古い巣穴に一時帰還して中の様子を調べるニホンアナグマのヘルパー♂【トレイルカメラ】

 



2023年7月中旬 

ニホンアナグマMeles anakuma)の家族が生まれ育った営巣地(セット)から他所へ転出した後も自動センサーカメラで監視を続けています。 

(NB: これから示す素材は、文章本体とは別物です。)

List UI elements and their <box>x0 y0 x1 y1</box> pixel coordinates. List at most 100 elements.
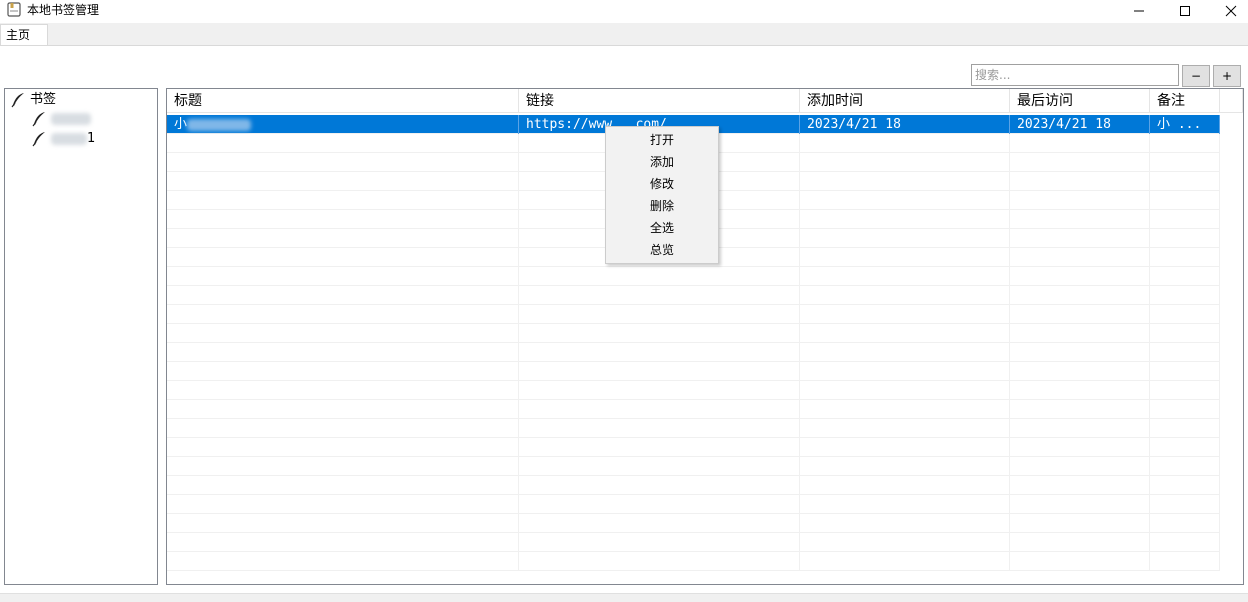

シーン1:7/7・午後16:20頃・くもり(@0:00〜) 
まだ明るい日中にたまたま撮れた現場の状況です。 


シーン2:7/11・午前4:39 (@0:04〜) 
日の出時刻は午前4:22。
日が昇った直後の旧営巣地に右からアナグマ成獣が来て、左へノソノソと歩いてました。 
画角の外の巣穴Lを経由して左から手前に回り込むと、巣口Rを覗き込んでその匂いを頻りに嗅いでいます。 
そのまま巣穴Rrの中に潜り込んだのですが、入巣の際に後ろ姿の股間に睾丸が見えたので♂と判明しました。(@0:33〜) 
つまり、単独で戻ってきたのは母親♀ではなくヘルパー♂でした。


シーン3:7/11・午前4:40(@0:45〜)
トレイルカメラの起動が間に合わず(35秒後)、おそらくヘルパー♂が巣穴Rrから外に出て来るシーンを撮り損ねてしまったようです。 
右へ立ち去る前に二次林の中で立ち止まり、身震いしました。 

旧営巣地に久しぶりに戻ってきたヘルパー♂が、巣穴の内部の点検(内見)だけして帰ったようです。 
最近ホンドタヌキ(尻尾に黒班▼)が巣穴Rに(ときどき?)住み着いているようなのですが、アナグマのヘルパー♂は積極的に巣穴を奪い返すつもりはないようです。
「同じ穴のむじな)」の実態はなんとも微妙な関係で、時間をずらしてシェアしているのが面白いですね。


私の観察では今のところ、ヘルパー♂は縄張りを巡回したり採餌に出かける際はいつも単独行動しています。
母子の群れとはいつも別行動なので、離乳前後の子育てを果たしてヘルプしているのかどうか疑問です。
この点が本で読む話とは大きく異なります。(鈴木欣司『アナグマ・ファミリーの1年』など)
トレイルカメラが登場する前の時代にアナグマ家族を餌付けした古い観察記録なので、餌場で見られた行動の多くは餌付けの影響を強く受けた不自然な行動ではないのか?と私は密かに疑ってしまいます。
それとも私が見ている当地のニホンアナグマ個体群の暮らしぶりは一風変わっているのでしょうか?
長期で観察を続けてみないと何とも言えません。

※ 動画の一部は編集時に自動色調補正を施しています。